Conexão humana para transformar a vida de pessoas em situação de rua

O problema da falta de moradia vai além da questão da habitação, envolvendo pertencimento e integração social

Em 20 anos de trabalho na assistência a pessoas em situação de rua, passei a acreditar que, embora a moradia seja essencial, a estabilidade a longo prazo depende, na maioria das vezes, das relações e da integração social. A jornada para sair da situação de rua não termina (apenas) com um jogo de chaves: ela termina quando a pessoa está inserida em uma comunidade à qual pertence e para a qual pode contribuir.
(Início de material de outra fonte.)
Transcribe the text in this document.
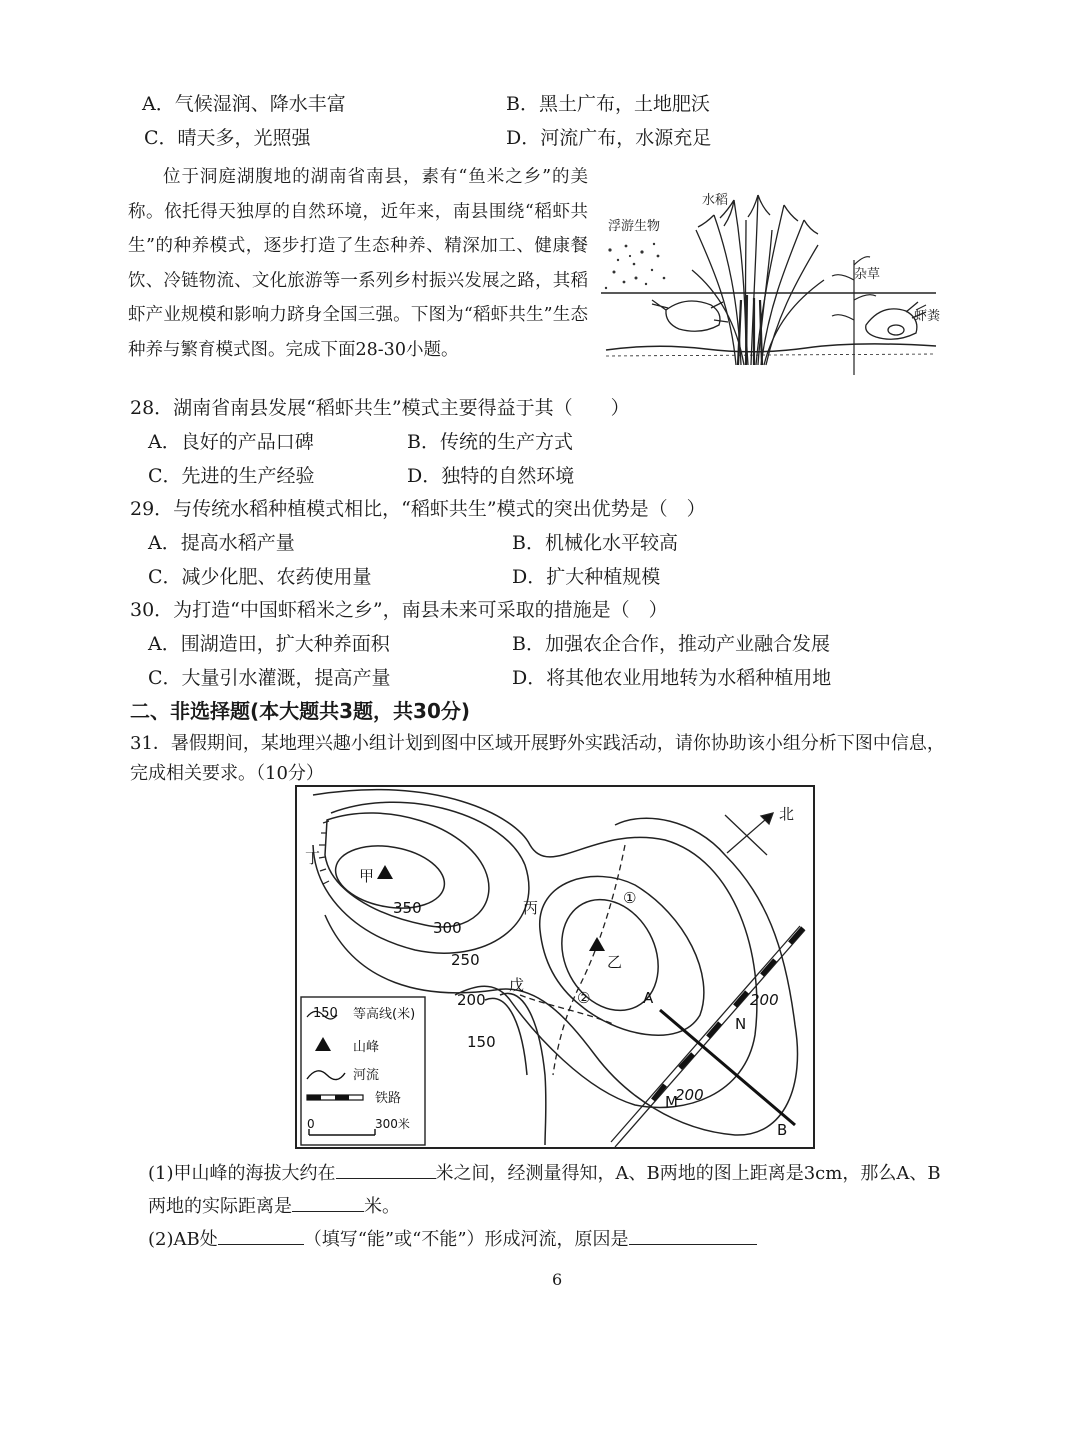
A．气候湿润、降水丰富	B．黑土广布，土地肥沃
C．晴天多，光照强	D．河流广布，水源充足
位于洞庭湖腹地的湖南省南县，素有“鱼米之乡”的美称。依托得天独厚的自然环境，近年来，南县围绕“稻虾共生”的种养模式，逐步打造了生态种养、精深加工、健康餐饮、冷链物流、文化旅游等一系列乡村振兴发展之路，其稻虾产业规模和影响力跻身全国三强。下图为“稻虾共生”生态种养与繁育模式图。完成下面28-30小题。
水稻
浮游生物
杂草
虾粪
28．湖南省南县发展“稻虾共生”模式主要得益于其（　　）
A．良好的产品口碑	B．传统的生产方式
C．先进的生产经验	D．独特的自然环境
29．与传统水稻种植模式相比，“稻虾共生”模式的突出优势是（　）
A．提高水稻产量	B．机械化水平较高
C．减少化肥、农药使用量	D．扩大种植规模
30．为打造“中国虾稻米之乡”，南县未来可采取的措施是（　）
A．围湖造田，扩大种养面积	B．加强农企合作，推动产业融合发展
C．大量引水灌溉，提高产量	D．将其他农业用地转为水稻种植用地
二、非选择题(本大题共3题，共30分)
31．暑假期间，某地理兴趣小组计划到图中区域开展野外实践活动，请你协助该小组分析下图中信息，
完成相关要求。（10分）
北
甲
乙
丙
丁
戊
A
B
M
N
①
②
350
300
250
200
150
200
200
150 等高线(米)
山峰
河流
铁路
0	300米
(1)甲山峰的海拔大约在	米之间，经测量得知，A、B两地的图上距离是3cm，那么A、B
两地的实际距离是	米。
(2)AB处	（填写“能”或“不能”）形成河流，原因是
6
Termina com conexão.

A partir do voluntariado em abrigos noturnos, da liderança em serviços de linha de frente e da atuação como consultor em políticas nacionais, além de pesquisas contínuas e conversas cotidianas com pessoas em situação de rua, compreendi que as pessoas não simplesmente “usam” os serviços de apoio. Elas os interpretam, resistem a eles e são moldadas por eles de maneiras profundamente relacionais; sobrecarga emocional, influência de pares e conexão humana moldam seu engajamento com os serviços de forma a determinar o quão bem-sucedido ele será. Como resultado, construir caminhos mais sólidos para sair da situação de rua significa priorizar não apenas o abrigo, mas também o sentimento de pertencimento. Nesse sentido, se a moradia é a base, as relações são o que mantém as pessoas em suas casas.
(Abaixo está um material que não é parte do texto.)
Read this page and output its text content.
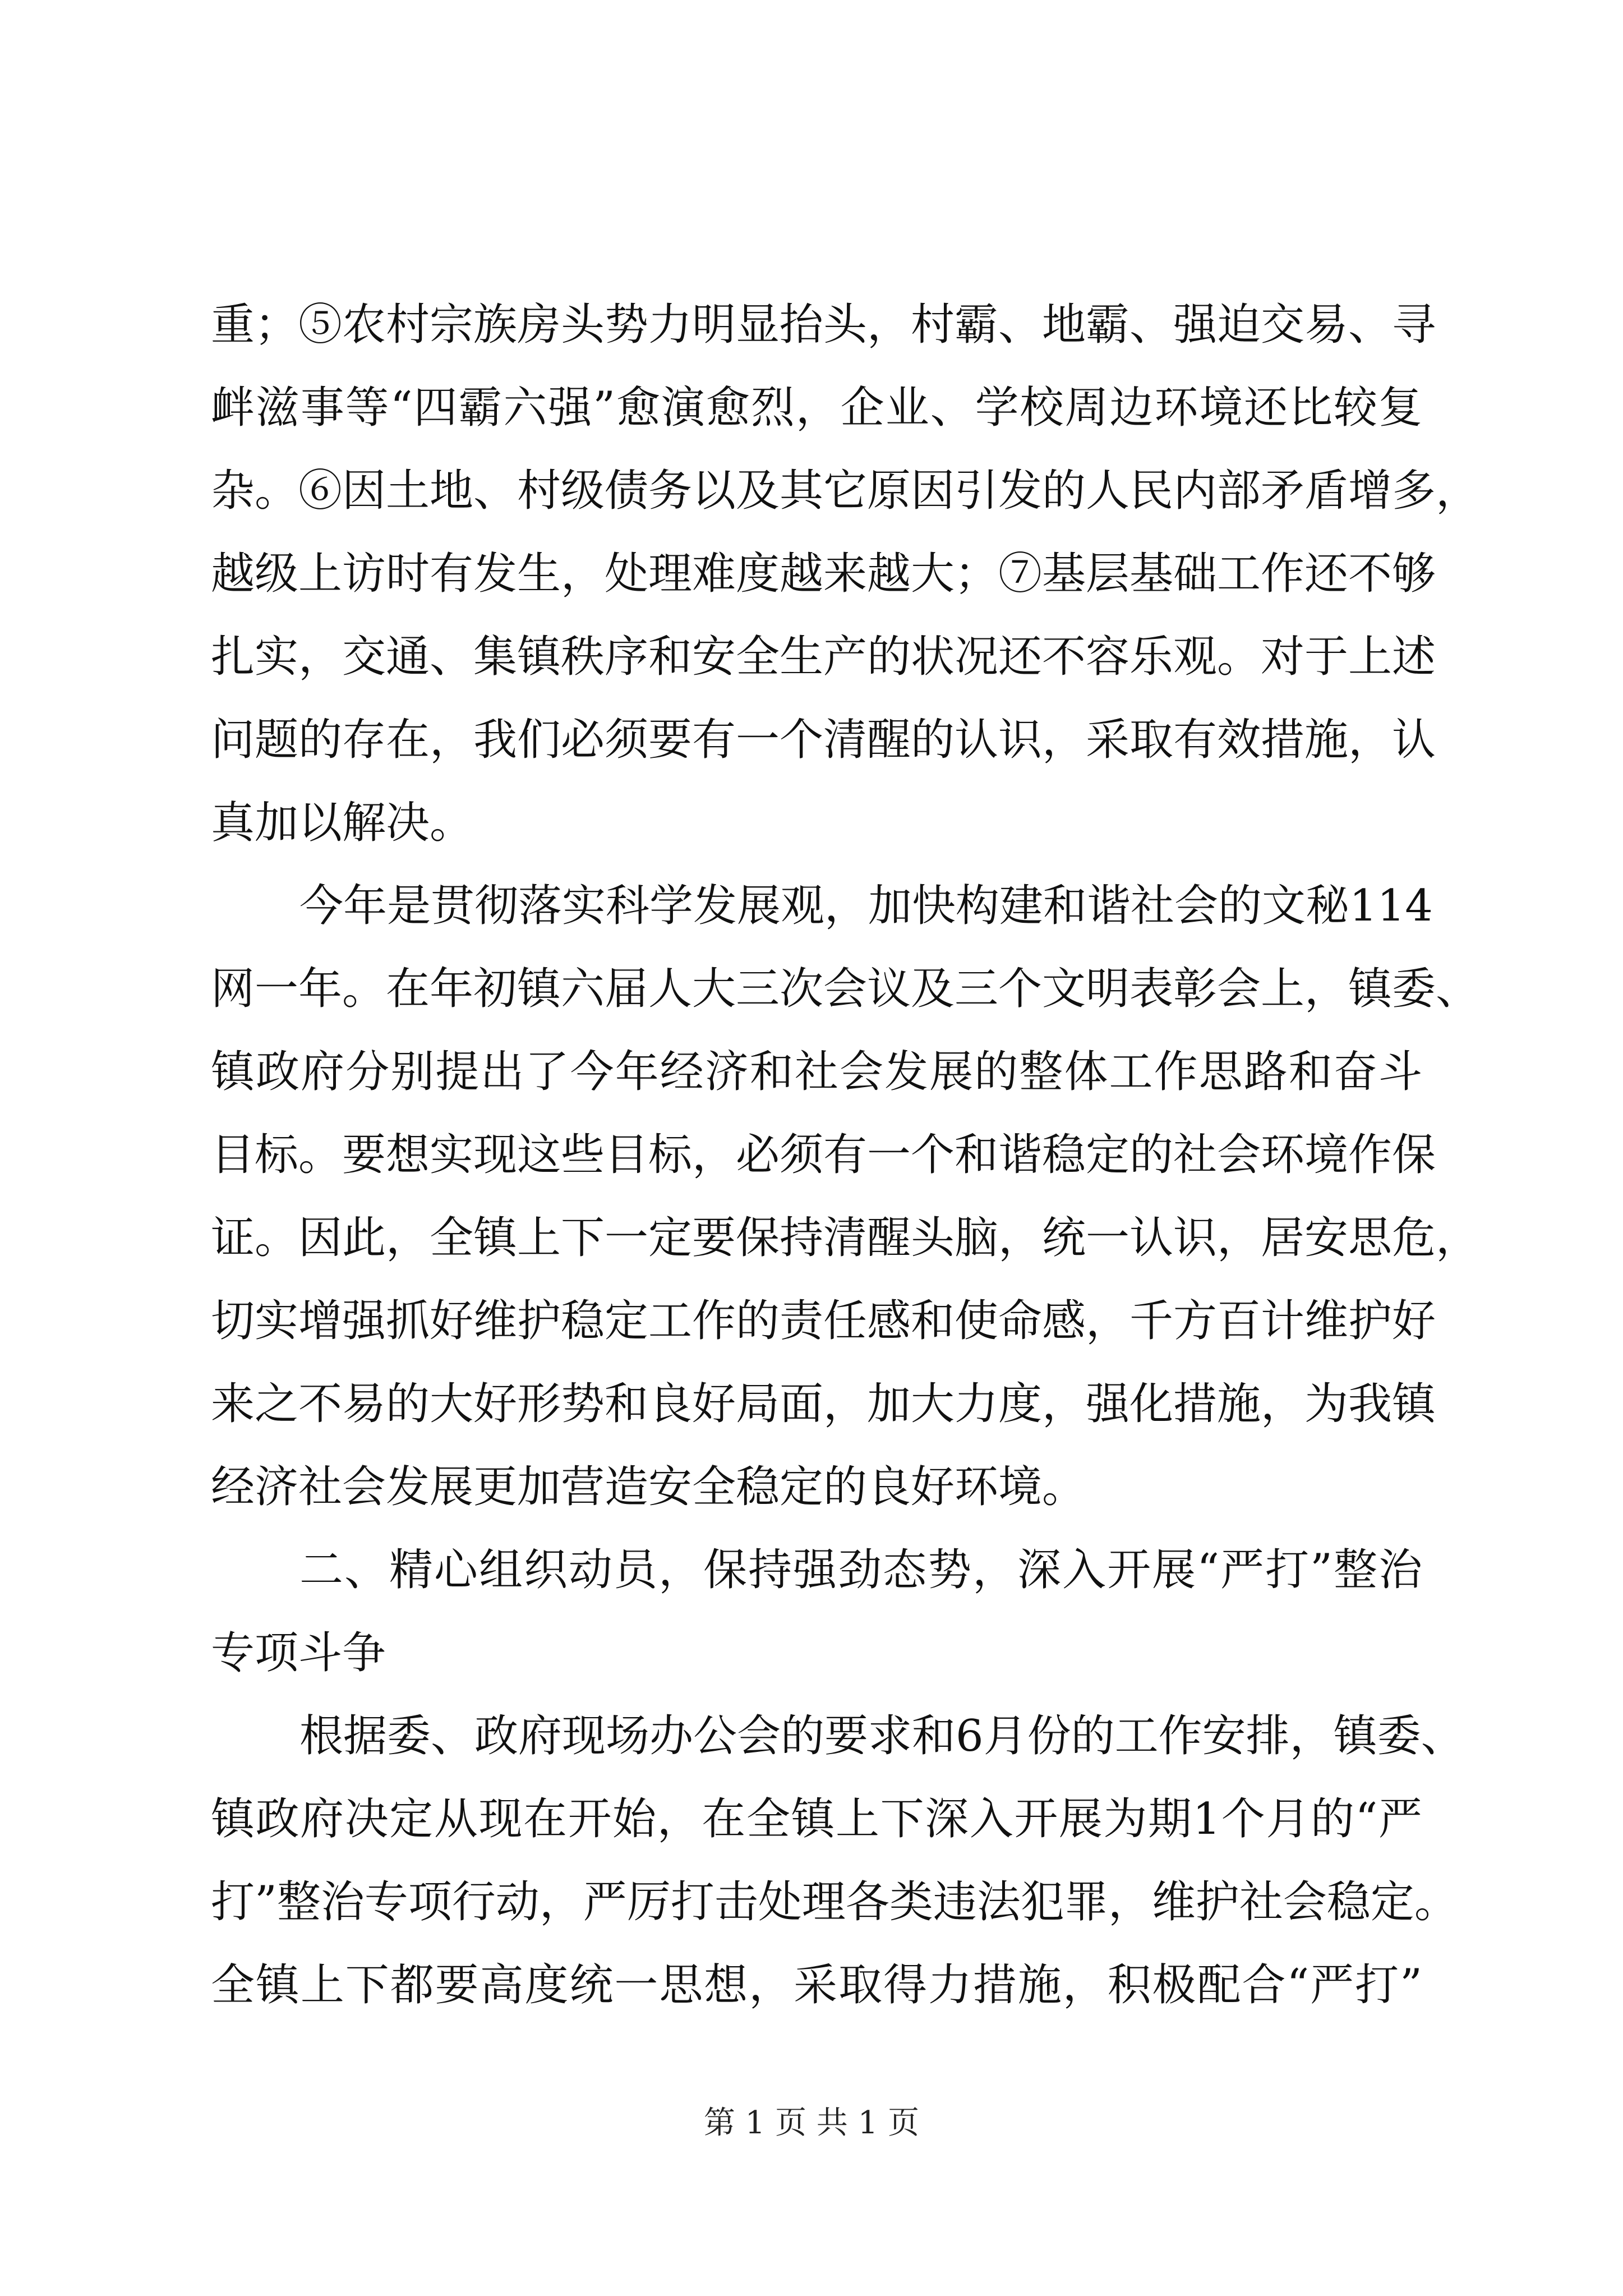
重；⑤农村宗族房头势力明显抬头，村霸、地霸、强迫交易、寻
衅滋事等“四霸六强”愈演愈烈，企业、学校周边环境还比较复
杂。⑥因土地、村级债务以及其它原因引发的人民内部矛盾增多，
越级上访时有发生，处理难度越来越大；⑦基层基础工作还不够
扎实，交通、集镇秩序和安全生产的状况还不容乐观。对于上述
问题的存在，我们必须要有一个清醒的认识，采取有效措施，认
真加以解决。
今年是贯彻落实科学发展观，加快构建和谐社会的文秘114
网一年。在年初镇六届人大三次会议及三个文明表彰会上，镇委、
镇政府分别提出了今年经济和社会发展的整体工作思路和奋斗
目标。要想实现这些目标，必须有一个和谐稳定的社会环境作保
证。因此，全镇上下一定要保持清醒头脑，统一认识，居安思危，
切实增强抓好维护稳定工作的责任感和使命感，千方百计维护好
来之不易的大好形势和良好局面，加大力度，强化措施，为我镇
经济社会发展更加营造安全稳定的良好环境。
二、精心组织动员，保持强劲态势，深入开展“严打”整治
专项斗争
根据委、政府现场办公会的要求和6月份的工作安排，镇委、
镇政府决定从现在开始，在全镇上下深入开展为期1个月的“严
打”整治专项行动，严厉打击处理各类违法犯罪，维护社会稳定。
全镇上下都要高度统一思想，采取得力措施，积极配合“严打”
第 1 页 共 1 页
A partir disso, emergem cinco princípios fundamentais.

1 – O serviço de apoio é uma ponte, não o resultado

Com frequência, tratamos os serviços voltados para pessoas em situação de rua como destinos e, quando alguém começa a acessar esse apoio, isso já é considerado uma grande vitória. Mas bons serviços não devem ser pontos de chegada. Quando eles se tornam todo o mundo de uma pessoa, pode ser mais difícil que ela estabeleça conexões para além desse espaço. Inúmeras vezes, vi alguém prosperar em um programa de apoio até que ele chegasse ao fim e a pessoa se visse novamente isolada.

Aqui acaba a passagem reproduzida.